Why Does Jabba Have A Rancor And How Did He Get It?
The rancor may have been a gift for Jabba the Hutt, but crafting the creature was anything but for the team at Industrial Light & Magic. The team’s efforts to push the envelope with how to create the rancor came with their fair share of challenges.
In the Disney+ documentary series “Light & Magic,” effects artist Phil Tippett explains that the rancor — whose design was inspired by crossing a bear with a potato — was intended to be a stop-motion puppet. However, George Lucas had a different method in mind. “George said he wanted to do it as … ‘the best Godzilla suit ever,'” Tippett says in the documentary. The crew did several tests of a bulky rancor costume, but it failed to please Lucas. ILM artist Dennis Muren came up with the idea of using a rod puppet shot at a high frame rate.
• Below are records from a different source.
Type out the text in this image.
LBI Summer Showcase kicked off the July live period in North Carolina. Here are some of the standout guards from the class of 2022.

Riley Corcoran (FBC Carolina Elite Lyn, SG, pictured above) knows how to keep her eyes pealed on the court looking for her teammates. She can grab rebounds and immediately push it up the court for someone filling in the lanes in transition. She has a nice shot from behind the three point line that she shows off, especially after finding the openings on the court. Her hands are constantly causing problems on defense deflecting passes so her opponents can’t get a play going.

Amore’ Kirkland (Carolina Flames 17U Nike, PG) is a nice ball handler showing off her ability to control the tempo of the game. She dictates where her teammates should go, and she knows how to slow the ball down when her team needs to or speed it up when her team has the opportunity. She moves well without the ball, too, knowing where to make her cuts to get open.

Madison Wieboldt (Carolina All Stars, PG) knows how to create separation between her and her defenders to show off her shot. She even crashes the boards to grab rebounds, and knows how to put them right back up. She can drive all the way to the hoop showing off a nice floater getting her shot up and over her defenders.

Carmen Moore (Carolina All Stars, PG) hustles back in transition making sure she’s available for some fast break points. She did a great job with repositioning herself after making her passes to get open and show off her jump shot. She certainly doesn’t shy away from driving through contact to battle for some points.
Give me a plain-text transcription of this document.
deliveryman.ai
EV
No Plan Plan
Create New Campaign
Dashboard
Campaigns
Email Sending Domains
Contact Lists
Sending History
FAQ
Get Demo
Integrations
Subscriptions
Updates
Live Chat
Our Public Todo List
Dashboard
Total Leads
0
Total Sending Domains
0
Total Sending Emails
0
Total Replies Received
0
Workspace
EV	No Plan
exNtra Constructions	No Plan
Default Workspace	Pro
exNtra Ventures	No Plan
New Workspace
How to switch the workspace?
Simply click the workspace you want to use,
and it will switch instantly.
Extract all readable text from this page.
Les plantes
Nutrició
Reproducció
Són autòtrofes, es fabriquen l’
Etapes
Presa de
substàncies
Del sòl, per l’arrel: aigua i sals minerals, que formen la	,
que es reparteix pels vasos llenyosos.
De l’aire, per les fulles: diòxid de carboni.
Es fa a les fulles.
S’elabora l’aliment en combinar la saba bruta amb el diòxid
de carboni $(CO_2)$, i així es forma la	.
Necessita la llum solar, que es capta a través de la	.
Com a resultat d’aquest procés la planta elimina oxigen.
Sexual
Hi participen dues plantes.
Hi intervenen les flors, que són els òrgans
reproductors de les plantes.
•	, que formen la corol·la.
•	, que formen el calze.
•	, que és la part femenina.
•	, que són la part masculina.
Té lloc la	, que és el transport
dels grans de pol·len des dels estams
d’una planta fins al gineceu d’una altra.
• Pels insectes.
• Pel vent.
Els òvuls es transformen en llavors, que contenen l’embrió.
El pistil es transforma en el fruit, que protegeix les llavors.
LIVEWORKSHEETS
That wasn’t the end of the team’s headaches. Given that it was shot at 72 frames per second, three times the usual film frame rate, Tippett and the other puppeteers had to perform faster than usual to ensure the puppet’s movements would come out smoothly. The task was an arduous one, with Tippett explaining in an interview on the Star Wars Complete Saga Blu-Ray, “There would be some shots that was, like, 70 takes. We … tried to do different stuff that you just don’t know until you take a look at it.” Their hard work paid off, as Tippett and company were honored with a special achievement award for visual effects at the 1984 Academy Awards.